The South Street Seaport Museum family mourns the death of longtime Museum historian, educator, Melville scholar, and friend Jack Putnam. In the words of Saul Austerlitz in the New York Times, Jack was the official historian and unofficial conscience of the museum.
Over a span of decades, Jack was a champion of the Museum and its efforts. He put his shoulder to the wheel in myriad ways but in all respects was stalwart in support of the mission. Many will remember him best as Herman Melville himself, reciting “Chapter One: Loomings” from memory. I have had the privilege to hear Jack recite this opening passage, most recently with my young son. It is this passage that moves me most, particularly in Jack’s voice:
“Whenever I find myself growing grim about the mouth; whenever it is a damp, drizzly November in my soul; whenever I find myself involuntarily pausing before coffin warehouses, and bringing up the rear of every funeral I meet; and especially whenever my hypos get such an upper hand of me, that it requires a strong moral principle to prevent me from deliberately stepping into the street, and methodically knocking people’s hats off—then, I account it high time to get to sea as soon as I can.”
Jack spent his time at sea, and was as romantic about it as a fellow can get. But he also had a clear-eyed view of maritime New York and the critical importance of the port. He saw Albion’s Rise of New York Port as regular required reading for all of us here.
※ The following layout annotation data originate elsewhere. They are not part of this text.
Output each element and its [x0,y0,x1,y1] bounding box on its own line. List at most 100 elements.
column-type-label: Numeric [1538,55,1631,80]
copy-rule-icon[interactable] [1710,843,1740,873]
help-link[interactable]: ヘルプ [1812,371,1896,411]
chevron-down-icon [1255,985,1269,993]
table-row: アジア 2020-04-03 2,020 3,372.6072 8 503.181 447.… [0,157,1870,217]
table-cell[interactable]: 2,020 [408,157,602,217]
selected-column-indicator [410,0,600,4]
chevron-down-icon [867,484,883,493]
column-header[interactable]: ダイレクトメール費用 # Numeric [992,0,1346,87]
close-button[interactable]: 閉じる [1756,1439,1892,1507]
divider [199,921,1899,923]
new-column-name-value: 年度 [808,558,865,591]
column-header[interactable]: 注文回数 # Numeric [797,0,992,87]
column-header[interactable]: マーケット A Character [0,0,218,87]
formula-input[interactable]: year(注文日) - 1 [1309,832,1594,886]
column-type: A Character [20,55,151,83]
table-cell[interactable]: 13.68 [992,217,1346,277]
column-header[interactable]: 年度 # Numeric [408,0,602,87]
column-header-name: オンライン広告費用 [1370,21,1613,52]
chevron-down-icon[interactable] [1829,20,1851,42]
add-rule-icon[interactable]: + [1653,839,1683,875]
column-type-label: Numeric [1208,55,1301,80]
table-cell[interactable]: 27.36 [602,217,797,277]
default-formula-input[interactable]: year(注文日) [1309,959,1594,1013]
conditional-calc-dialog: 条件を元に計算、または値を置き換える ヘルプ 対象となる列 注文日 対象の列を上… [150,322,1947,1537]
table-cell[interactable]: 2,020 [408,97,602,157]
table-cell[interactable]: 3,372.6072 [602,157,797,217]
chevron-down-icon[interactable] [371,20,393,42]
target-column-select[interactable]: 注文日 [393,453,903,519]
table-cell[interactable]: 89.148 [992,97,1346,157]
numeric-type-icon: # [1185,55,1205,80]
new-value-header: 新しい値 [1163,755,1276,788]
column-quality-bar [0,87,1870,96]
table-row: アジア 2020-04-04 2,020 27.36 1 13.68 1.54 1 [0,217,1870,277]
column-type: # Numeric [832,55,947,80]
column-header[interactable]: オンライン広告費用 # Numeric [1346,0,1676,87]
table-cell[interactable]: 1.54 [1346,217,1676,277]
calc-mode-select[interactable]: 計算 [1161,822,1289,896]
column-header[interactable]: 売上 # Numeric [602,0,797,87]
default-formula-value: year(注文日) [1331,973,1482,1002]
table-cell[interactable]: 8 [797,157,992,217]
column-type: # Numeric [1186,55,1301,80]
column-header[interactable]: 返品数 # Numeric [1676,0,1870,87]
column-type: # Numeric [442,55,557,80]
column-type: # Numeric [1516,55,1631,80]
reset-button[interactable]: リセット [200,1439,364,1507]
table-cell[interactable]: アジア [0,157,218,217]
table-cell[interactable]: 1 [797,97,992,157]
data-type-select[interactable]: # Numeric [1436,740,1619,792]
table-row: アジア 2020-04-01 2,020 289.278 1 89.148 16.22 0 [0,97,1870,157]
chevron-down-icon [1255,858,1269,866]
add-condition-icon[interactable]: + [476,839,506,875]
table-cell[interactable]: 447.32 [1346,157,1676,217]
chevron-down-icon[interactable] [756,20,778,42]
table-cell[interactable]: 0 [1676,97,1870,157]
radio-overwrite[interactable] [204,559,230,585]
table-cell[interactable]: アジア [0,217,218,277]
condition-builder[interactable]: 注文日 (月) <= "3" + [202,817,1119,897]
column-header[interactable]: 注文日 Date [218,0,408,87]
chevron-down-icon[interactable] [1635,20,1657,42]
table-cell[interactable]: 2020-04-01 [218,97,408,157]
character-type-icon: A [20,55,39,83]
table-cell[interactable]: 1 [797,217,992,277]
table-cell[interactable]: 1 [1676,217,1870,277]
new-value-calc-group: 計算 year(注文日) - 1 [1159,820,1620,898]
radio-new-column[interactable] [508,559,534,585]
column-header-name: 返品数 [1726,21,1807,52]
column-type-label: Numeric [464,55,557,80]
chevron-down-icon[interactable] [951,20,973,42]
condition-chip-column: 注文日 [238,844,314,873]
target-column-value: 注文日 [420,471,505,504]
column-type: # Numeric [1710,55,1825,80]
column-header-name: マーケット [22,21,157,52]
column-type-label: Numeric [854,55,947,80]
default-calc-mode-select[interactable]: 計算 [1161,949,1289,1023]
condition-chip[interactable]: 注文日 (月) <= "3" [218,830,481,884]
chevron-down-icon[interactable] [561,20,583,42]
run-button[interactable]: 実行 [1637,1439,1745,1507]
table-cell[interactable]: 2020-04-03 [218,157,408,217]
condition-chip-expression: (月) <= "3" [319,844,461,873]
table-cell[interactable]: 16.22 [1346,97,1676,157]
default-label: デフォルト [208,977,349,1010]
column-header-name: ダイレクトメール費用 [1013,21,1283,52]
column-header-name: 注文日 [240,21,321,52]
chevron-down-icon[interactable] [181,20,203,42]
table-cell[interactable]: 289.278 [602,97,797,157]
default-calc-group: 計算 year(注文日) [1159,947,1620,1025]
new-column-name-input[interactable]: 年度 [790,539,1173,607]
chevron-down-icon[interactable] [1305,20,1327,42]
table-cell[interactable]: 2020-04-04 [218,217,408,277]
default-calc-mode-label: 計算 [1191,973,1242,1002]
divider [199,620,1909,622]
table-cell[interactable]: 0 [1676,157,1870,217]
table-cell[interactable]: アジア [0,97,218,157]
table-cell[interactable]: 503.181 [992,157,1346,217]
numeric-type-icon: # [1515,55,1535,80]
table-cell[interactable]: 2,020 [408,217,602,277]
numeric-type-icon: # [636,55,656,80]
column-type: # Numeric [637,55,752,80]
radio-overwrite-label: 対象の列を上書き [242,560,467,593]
In 2013, after Hurricane Sandy and when the Museum was closed to the public, Jack regularly attended our weekly staff meetings, despite having no official role at the Museum. The effort to bring back the museum he loved was what mattered to him, so he showed up. And he paid us the complement of praising our work. We were all buoyed by him, and his cheerful disposition will be sorely missed here.
We join with Jack’s many friends, colleagues, and shipmates in celebrating his life. We’re grateful that he spent so much of it with us.